FIG. 29 shows an electropherogram of the perchlorate anion in a sample of sodium perchlorate. Two peaks were detected: a major, sharp peak at 12 minutes (291), and a smaller, less sharp peak at approximately 17 minutes (292).

FIGS. 30A and 30B show an electropherogram of a sample of pentosan (Cartrophen®) in the absence (FIG. 30A) and presence of added perchlorate as internal standard (IS) (FIG. 30B). The perchlorate peak migration time appears after the sulfate peak and prior to the appearance of any of the oligosaccharide peaks that characterize the positive control. This migration time makes it suitable as an internal standard that can be added to pentosan samples and used to monitor recovery for quantitation.

FIGS. 31A and 31B show an electropherogram of pentosan API diluted into water in the absence (FIG. 31A) and presence (FIG. 31B) of added perchlorate used as an internal standard (311). The perchlorate peak appears after the sulfate peak and prior to appearance of any of the minor peaks that precede the broad, substantially homogenous peak of the pentosan.

FIG. 32 shows an electropherogram of the formate anion present in sodium formate. A large, sharp peak appears at 22.5 minutes and a much smaller peak about 29 minutes. The lack of any other peaks and the fact that these migration times appear on both sides of the major pentosan peak makes this anion useful internal reference standard (321) in defining the criteria for acceptable capillary performance for analyzing pentosan samples.

FIGS. 33A and 33B show an electropherogram of pentosan API diluted in water in the absence (FIG. 33A) and presence (FIG. 33B) of added formate. The formate peaks (331) appear on both sides of the main broad peak that characterizes the pentosan. Thus, the formate peaks can serve as markers of its position and relative distance from the sulfate (332) and the perchlorate internal standard peak (333).
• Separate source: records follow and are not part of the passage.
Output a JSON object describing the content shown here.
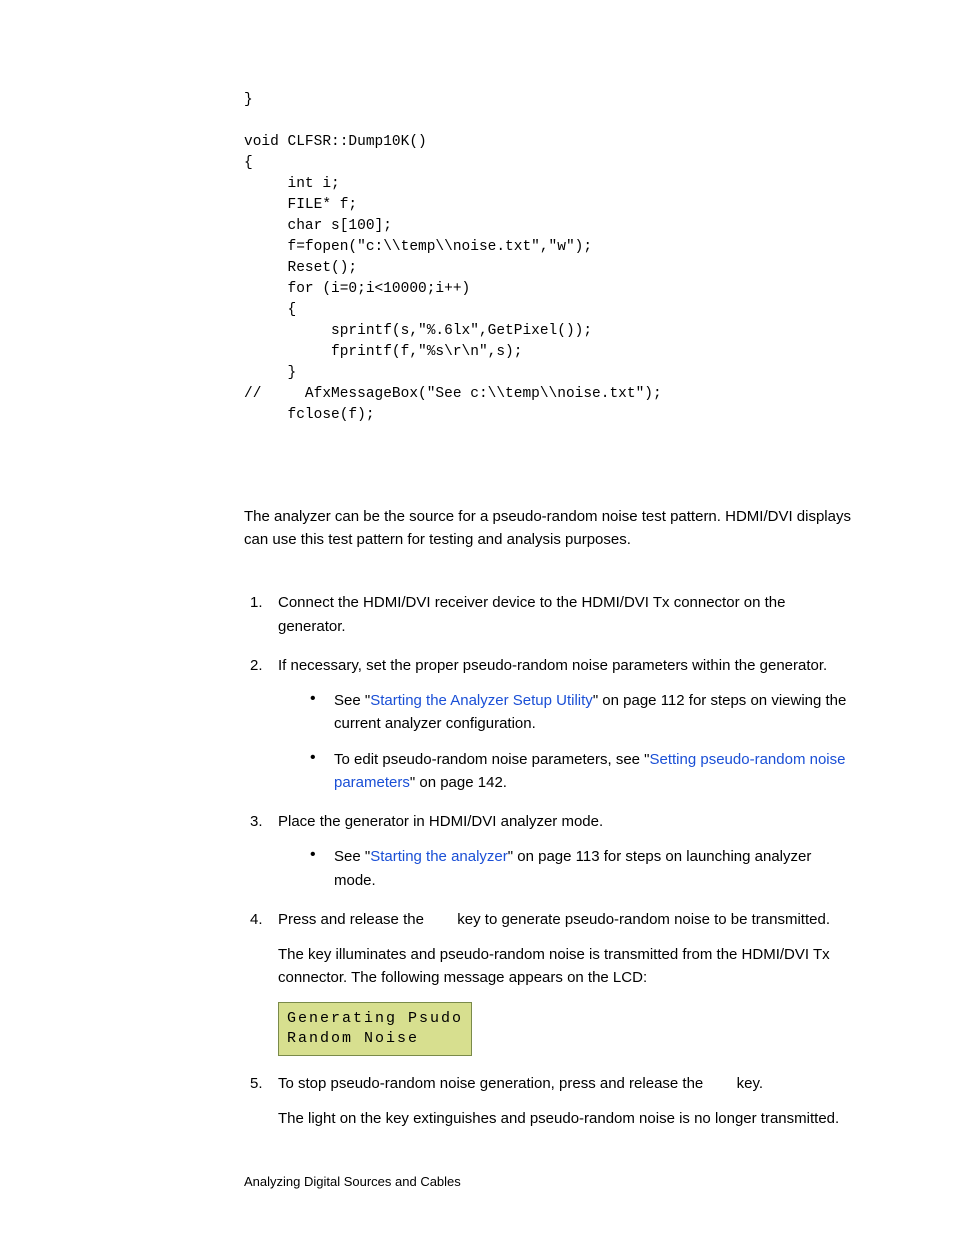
{
  "code": "}\n\nvoid CLFSR::Dump10K()\n{\n     int i;\n     FILE* f;\n     char s[100];\n     f=fopen(\"c:\\\\temp\\\\noise.txt\",\"w\");\n     Reset();\n     for (i=0;i<10000;i++)\n     {\n          sprintf(s,\"%.6lx\",GetPixel());\n          fprintf(f,\"%s\\r\\n\",s);\n     }\n//     AfxMessageBox(\"See c:\\\\temp\\\\noise.txt\");\n     fclose(f);",
  "intro": "The analyzer can be the source for a pseudo-random noise test pattern. HDMI/DVI displays can use this test pattern for testing and analysis purposes.",
  "steps": {
    "s1": "Connect the HDMI/DVI receiver device to the HDMI/DVI Tx connector on the generator.",
    "s2": "If necessary, set the proper pseudo-random noise parameters within the generator.",
    "s2a_pre": "See \"",
    "s2a_link": "Starting the Analyzer Setup Utility",
    "s2a_post": "\" on page 112 for steps on viewing the current analyzer configuration.",
    "s2b_pre": "To edit pseudo-random noise parameters, see \"",
    "s2b_link": "Setting pseudo-random noise parameters",
    "s2b_post": "\" on page 142.",
    "s3": "Place the generator in HDMI/DVI analyzer mode.",
    "s3a_pre": "See \"",
    "s3a_link": "Starting the analyzer",
    "s3a_post": "\" on page 113 for steps on launching analyzer mode.",
    "s4_pre": "Press and release the ",
    "s4_post": " key to generate pseudo-random noise to be transmitted.",
    "s4_after": "The key illuminates and pseudo-random noise is transmitted from the HDMI/DVI Tx connector. The following message appears on the LCD:",
    "lcd_l1": "Generating  Psudo",
    "lcd_l2": "Random Noise",
    "s5_pre": "To stop pseudo-random noise generation, press and release the ",
    "s5_post": " key.",
    "s5_after": "The light on the key extinguishes and pseudo-random noise is no longer transmitted."
  },
  "footer": "Analyzing Digital Sources and Cables"
}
While various embodiments of the present invention have been described above, it should be understood that they have been presented by way of example only, and not limitation. The present invention is not limited to the preparation of formulations having the percentages of pentosan polysulfate illustrated above, nor is it limited to particular buffers, preservatives, or chelator, nor is the present invention limited to a particular scale, batch size or particle size. The present invention is also not limited to treatment of the diseases and conditions noted above, and the formulations of the present invention could be used for treatment of other conditions. Thus, the breadth and scope of the present invention should not be limited by any of the above-described exemplary embodiments, but should be defined only in accordance with the following claims and their equivalents.